Et puis Dieu m'a demandé d'acheter une cruche. Il doit bien aimer les cruches, parce que c'est la deuxième fois qu'il s'en sert. Et cette cruche, j'ai dû la mettre en morceaux, la briser devant les anciens du peuple, et les anciens des prêtres. J'ai dû leur dire que le Seigneur allait amener un malheur sur la ville, qui serait brisée comme cette cruche et que cela c'était la conséquence de leur idolâtrie. Comment ont-ils pu honorer d'autres dieux dans le Temple du Seigneur et croire que le Seigneur ne le verrait pas?

 Mais le prêtre Pashehur, qui était le fils du chef de la police du temple, a très mal pris mes paroles et m'a frappé, puis m'a mis au carcan. J'y ai passé la nuit. Moi qui avais échappé à un attentat ( Jr 15,18), je me trouvais humilié, bafoué alors que j'avais été la bouche du Seigneur. Le matin Il est venu me libérer, mais là j'avais une parole pour lui, parole qui ne pouvait que lui déplaire car mon Dieu m'avait montré cet homme entouré d'ennemis, ces ennemis terrifiants, voyant mourir ses amis et emmené en exil à Babylone. Cela serait sa punition pour ce qu'il m'avait fait, et surtout pour avoir prophétisé le mensonge.

Seulement moi, je n'en puis plus. Je suis prétexte à la moquerie (Jr 20, 7), je n'en puis plus de proclamer les violences et la dévastation; je voudrais me taire, mais ce n'est pas possible. La parole de Dieu est en moi comme un feu dévorant, et je ne peux faire autrement. Je suis tellement malheureux que, comme Job, je voudrais ne pas être né; cette vie, je n'en veux plus, je n'en veux pas. Quel est ce Dieu qui me force à vivre, qui se sert de moi, qui ne m'écoute pas?

J'ai prophétisé contre Joakîn, ce roi qui maintenant est admis à la cour du Roi de Babylone mais qui a perdu toute dignité; j'ai prophétisé contre Sédécias, qui écoutait les princes de sa cour; qui me demandait les paroles que le Seigneur me demandait de lui dire, mais n'en tenait pas compte; j'ai prophétisé contre les nations qui nous ont voulu du mal, parce que je savais aussi que le Seigneur un jour nous vengerait, et que les nations comprendraient que notre Seigneur est l'Unique.

Mais, si un jour vous lisez tout ce que le Seigneur m'a demandé de dire, m'a demandé de mettre par écrit, vous verrez que comprendre le dessein du Tout Puissant est impossible. Car une fois arrivé en Egypte, il m'a révélé que certes l'Egypte serait elle aussi conquise, mais que viendra un jour où Babylone sera elle aussi divisée, assiégée, piétinée et qu'elle paiera pour le mal qu'elle a fait à mon peuple et en ne reconnaissant pas que seul le Seigneur est l'Unique. Pour tous les crimes commis, elle aura à payer.

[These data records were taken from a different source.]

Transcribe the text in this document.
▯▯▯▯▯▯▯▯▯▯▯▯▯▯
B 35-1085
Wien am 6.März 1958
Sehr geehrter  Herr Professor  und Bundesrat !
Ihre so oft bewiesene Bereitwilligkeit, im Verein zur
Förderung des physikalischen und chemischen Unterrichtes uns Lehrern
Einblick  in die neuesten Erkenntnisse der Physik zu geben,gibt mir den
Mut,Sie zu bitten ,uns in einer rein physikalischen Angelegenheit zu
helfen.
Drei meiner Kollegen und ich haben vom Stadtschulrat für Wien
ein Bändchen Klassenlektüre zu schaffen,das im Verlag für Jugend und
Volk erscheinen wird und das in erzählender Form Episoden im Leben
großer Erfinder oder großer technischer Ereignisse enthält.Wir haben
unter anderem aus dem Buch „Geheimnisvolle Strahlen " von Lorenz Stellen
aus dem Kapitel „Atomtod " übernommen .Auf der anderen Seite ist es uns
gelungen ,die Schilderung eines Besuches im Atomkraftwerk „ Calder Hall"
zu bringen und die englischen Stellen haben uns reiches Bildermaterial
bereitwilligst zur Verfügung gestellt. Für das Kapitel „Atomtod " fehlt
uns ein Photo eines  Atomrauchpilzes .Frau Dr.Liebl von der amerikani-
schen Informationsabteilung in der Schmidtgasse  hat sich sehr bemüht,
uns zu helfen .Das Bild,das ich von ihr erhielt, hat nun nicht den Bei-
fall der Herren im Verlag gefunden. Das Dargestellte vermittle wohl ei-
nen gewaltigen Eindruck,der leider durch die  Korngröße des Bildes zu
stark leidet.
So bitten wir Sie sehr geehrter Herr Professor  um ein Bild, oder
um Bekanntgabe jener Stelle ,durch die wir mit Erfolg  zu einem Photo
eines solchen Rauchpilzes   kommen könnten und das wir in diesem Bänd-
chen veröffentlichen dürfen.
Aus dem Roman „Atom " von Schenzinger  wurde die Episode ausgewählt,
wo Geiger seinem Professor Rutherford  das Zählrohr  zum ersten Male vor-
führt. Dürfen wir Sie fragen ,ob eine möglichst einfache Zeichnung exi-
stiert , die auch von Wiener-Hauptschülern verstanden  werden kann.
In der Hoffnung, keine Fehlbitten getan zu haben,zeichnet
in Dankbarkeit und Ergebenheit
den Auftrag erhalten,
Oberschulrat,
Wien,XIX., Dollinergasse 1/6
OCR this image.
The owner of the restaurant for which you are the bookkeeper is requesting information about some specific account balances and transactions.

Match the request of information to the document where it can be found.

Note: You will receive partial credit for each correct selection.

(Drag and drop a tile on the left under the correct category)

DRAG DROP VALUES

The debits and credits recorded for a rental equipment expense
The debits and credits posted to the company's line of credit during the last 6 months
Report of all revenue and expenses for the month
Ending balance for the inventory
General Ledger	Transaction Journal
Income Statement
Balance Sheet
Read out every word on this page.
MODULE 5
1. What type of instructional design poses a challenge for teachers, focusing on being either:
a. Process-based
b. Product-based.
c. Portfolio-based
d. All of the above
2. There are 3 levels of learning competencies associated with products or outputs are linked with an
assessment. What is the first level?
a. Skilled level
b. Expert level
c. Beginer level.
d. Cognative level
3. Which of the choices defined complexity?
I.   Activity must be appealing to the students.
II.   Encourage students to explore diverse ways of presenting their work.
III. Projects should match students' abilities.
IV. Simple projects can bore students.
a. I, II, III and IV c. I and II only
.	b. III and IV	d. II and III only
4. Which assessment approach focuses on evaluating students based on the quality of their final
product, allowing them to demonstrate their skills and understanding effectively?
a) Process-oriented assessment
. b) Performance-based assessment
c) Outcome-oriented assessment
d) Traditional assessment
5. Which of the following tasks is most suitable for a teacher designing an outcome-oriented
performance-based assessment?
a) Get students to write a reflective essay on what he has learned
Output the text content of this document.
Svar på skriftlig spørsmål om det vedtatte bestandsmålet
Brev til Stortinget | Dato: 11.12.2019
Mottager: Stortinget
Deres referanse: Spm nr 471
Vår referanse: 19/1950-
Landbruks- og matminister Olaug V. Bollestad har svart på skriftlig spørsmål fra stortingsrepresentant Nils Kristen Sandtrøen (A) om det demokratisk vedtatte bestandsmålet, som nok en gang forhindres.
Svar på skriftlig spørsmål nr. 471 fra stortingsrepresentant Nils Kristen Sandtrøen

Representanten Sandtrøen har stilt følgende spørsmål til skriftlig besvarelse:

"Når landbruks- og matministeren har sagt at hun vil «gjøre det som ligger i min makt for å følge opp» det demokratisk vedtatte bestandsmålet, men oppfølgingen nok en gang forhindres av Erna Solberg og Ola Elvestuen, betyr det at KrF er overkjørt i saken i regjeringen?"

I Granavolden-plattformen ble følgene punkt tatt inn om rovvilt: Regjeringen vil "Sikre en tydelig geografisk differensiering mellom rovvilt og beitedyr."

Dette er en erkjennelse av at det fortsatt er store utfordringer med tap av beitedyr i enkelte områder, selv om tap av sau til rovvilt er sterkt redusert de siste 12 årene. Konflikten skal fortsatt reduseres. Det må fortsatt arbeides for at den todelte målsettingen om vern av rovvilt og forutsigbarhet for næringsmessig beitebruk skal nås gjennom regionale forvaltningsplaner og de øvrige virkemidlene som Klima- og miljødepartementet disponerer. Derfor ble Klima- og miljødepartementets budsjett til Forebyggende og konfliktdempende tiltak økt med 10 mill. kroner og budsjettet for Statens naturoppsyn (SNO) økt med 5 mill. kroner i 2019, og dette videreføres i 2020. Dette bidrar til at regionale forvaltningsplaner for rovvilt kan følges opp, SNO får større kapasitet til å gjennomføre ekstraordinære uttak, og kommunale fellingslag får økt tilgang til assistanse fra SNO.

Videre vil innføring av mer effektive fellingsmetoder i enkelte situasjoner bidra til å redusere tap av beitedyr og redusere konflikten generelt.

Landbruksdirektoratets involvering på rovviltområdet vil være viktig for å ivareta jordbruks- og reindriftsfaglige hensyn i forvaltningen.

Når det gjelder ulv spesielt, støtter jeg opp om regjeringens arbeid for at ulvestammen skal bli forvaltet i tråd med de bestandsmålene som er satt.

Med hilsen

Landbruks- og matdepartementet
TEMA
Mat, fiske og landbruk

En attendant, j'attends la mort comme une délivrance, car mes yeux en ont trop vu, et je voudrais que celui qui a fait de moi un veilleur, à son tour veille sur moi, et me conduise dans les verts pâturages. Oui le Seigneur est mon Berger, je suis sa brebis, et il me prendra dans ses bras pour me faire passer la vallée de l'ombre et de la mort.